Prologo
-
C’è qualcosa che non va. –
Katherine
alzò lo sguardo verso le nubi scure che coprivano il cielo e
annunciavano un imminente temporale.
-
È solo brutto tempo, niente di grave, Jace –
disse, tornando a menare
fendenti contro il fantoccio al centro dell’arena.
-
Non è solo questo. È in arrivo una tempesta, una
di quelle grosse –
replicò il ragazzo, accigliato.
Come
figlio di Zeus sapeva bene di cosa stava parlando e quello non era uno
dei tanti temporali estivi che inondavano saltuariamente il campo
Zodiaco.
-
Oh, andiamo, solo perché tuo padre è di pessimo
umore questo non
significa che ci sia in arrivo una catastrofe o chissà che.
Sono passati …
quanti, vent’anni dall’ultima grande impresa?
–
Jace
scosse la testa, abbandonando la sua postazione d’allenamento
e
voltandosi verso l’istruttore che supervisionava il loro
addestramento.
-
Ehy, Jackson, tu che ne dici? –
Percy,
distogliendo l’attenzione dal gruppo di figli di Apollo che
centravano ripetutamente i bersagli con le loro frecce, si
voltò verso di lui.
-
Se stesse accadendo qualcosa Chirone lo saprebbe – si
limitò a replicare,
stringendosi nelle spalle e tornando al lavoro.
Katherine
sorrise con l’aria di chi la sapeva lunga.
-
Che ti dicevo, fulminato, sei solo tu che come al
solito sei
disfattista. –
Il
figlio di Zeus annuì, per nulla convinto, tornando a
giocherellare
distrattamente con l’elsa della spada.
Gli
sarebbe piaciuto parlare di questa sua sensazione con Jason Grace,
l’ultimo dei suoi fratellastri ancora in circolazione, se si
escludeva Talia,
ma era in viaggio con sua moglie, Piper, e nessuno sapeva con certezza
se e
quando sarebbero tornati al Campo.
Magari
era davvero solo paranoico, provò a convincersi,
però c’era quella
fastidiosa sensazione che ci fosse qualcosa che non andava che non
voleva
saperne di lasciarlo perdere.
Quando
si trovò puntata contro la lama della spada di Katherine, si
riscosse dai suoi pensieri.
-
Sei distratto, Jace – sospirò l’amica,
riponendo l’arma nel fodero e
prendendolo per mano.
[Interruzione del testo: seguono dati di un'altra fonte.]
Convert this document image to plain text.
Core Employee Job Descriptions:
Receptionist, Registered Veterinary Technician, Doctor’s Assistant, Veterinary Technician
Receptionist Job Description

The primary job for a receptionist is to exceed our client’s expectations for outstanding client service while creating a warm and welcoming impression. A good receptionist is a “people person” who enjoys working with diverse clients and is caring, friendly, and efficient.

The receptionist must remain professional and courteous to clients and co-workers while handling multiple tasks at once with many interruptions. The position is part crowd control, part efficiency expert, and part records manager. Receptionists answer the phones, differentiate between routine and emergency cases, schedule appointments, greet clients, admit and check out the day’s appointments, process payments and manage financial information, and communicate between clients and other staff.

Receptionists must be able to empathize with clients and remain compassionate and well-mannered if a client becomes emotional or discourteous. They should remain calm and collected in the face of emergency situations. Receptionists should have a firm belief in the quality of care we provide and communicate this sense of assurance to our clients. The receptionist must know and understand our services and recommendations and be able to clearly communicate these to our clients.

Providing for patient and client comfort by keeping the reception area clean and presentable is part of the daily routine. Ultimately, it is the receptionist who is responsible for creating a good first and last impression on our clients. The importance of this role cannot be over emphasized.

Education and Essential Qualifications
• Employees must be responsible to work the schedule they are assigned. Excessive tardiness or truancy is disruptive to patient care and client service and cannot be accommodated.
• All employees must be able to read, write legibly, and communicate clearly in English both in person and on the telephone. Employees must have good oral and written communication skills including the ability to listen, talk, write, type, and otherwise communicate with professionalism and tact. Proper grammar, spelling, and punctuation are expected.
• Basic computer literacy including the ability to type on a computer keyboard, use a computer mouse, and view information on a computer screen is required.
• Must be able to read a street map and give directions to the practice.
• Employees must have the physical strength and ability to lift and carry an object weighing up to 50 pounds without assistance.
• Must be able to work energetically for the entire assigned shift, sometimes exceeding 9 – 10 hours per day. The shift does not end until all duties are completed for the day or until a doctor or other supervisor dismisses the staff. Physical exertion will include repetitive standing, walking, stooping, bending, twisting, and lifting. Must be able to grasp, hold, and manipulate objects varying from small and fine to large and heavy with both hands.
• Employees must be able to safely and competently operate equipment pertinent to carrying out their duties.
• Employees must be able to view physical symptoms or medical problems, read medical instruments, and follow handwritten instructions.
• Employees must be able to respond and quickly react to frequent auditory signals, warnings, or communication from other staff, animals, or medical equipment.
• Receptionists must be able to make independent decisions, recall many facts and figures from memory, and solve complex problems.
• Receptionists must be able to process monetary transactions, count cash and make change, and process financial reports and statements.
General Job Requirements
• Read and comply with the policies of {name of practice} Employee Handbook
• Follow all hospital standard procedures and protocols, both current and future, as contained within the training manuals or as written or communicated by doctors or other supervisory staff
Lo trascinò dietro di sé
come se non pesasse nulla.
-
Che stai facendo? –
-
Ti porto da Chirone, così finalmente ti convincerai che
è tutto okay –
sbuffò.
Percorsero
la strada che separava l’arena dall’ufficio
centrale del
direttore del Campo, tagliando per le Case.
La
Casa Nove, quella del Sagittario dove alloggiavano i figli di Zeus, era
la prima che incontrarono.
I
battenti erano chiusi e il marmo che ne decorava l’accesso,
solitamente
candido con screziature dorate, sembrava essersi scurito
improvvisamente come
se un fulmine l’avesse colpito in pieno.
Jace
si arrestò di botto, scambiando un’occhiata
significativa con l’amica.
-
Ok, questo è strano – ammise
lei.
-
Do un’occhiata. –
Si
fece avanti, osservando le venature nerastre, e nel momento stesso in
cui mise la mano sul battente un’onda d’urto lo
respinse. Rotolò giù dal patio,
tremante per la scossa appena ricevuta, ed esaminò con aria
critica il palmo
della mano. I figli di Zeus solitamente erano immuni dalla scossa,
così come
quelli di Poseidone potevano respirare sott’acqua e quelli di
Ade non correvano
il rischio di soffocare sottoterra.
-
Ti ha elettrizzato? – chiese Kat, raggiungendolo e aiutandolo
ad alzarsi.
-
Sei ancora sicura che non ci sia nulla che non va? –
domandò per tutta
risposta.
La
figlia di Ares arricciò appena il labbro inferiore,
imbronciata,
scostando una ciocca corvina da davanti agli occhi color ghiaccio.
– D’accordo,
è evidente che mi stavo sbagliando. Chirone saprà
dirci di che si tratta. –
Poi,
come se avesse visto un fantasma, sbiancò.
-
Kat? – chiese, interrogativo.
Lo
fissava come se ci fosse qualcosa di strano e inquietante in lui, ma
non
riusciva a immaginare di cosa potesse trattarsi.
-
I tuoi occhi … -
-
I miei occhi, cosa? –
-
Sono diversi … dello stesso giallo pallido dei fulmini
– concluse.
Gialli?
Era impossibile. Jace sapeva bene che sotto le ciocche color
dell’oro puro le sue iridi brillavano di un bel blu e che
l’unica anomalia
erano delle sottili screziature che dal grigio delle nubi sfumavano in
azzurro
e in qualche sporadico accenno d’oro.
Sbattè
le palpebre, avvertendo una fastidiosa sensazione di bruciore che lo
fece lacrimare. Gli sembrava di avere centinaia di piccoli aghi
conficcati
nelle pupille.
-
Stanno tornando alla normalità … lentamente, ma
il blu sta cominciando a
rivedersi – gli annunciò, - Avanti, dobbiamo
andare. –
-
Andare dove, ragazzi? –
La
voce pacata del centauro li colse di sorpresa, facendoli sobbalzare.
-
Proprio da te, Chirone. Jace voleva dirti che … -
cominciò Katherine, ma
l’amico la interruppe, - Che c’è
qualcosa che non va. –
Chirone
fece scorrere i grandi e profondi occhi equini dal volto del
ragazzo all’ingresso della Casa e sospirò.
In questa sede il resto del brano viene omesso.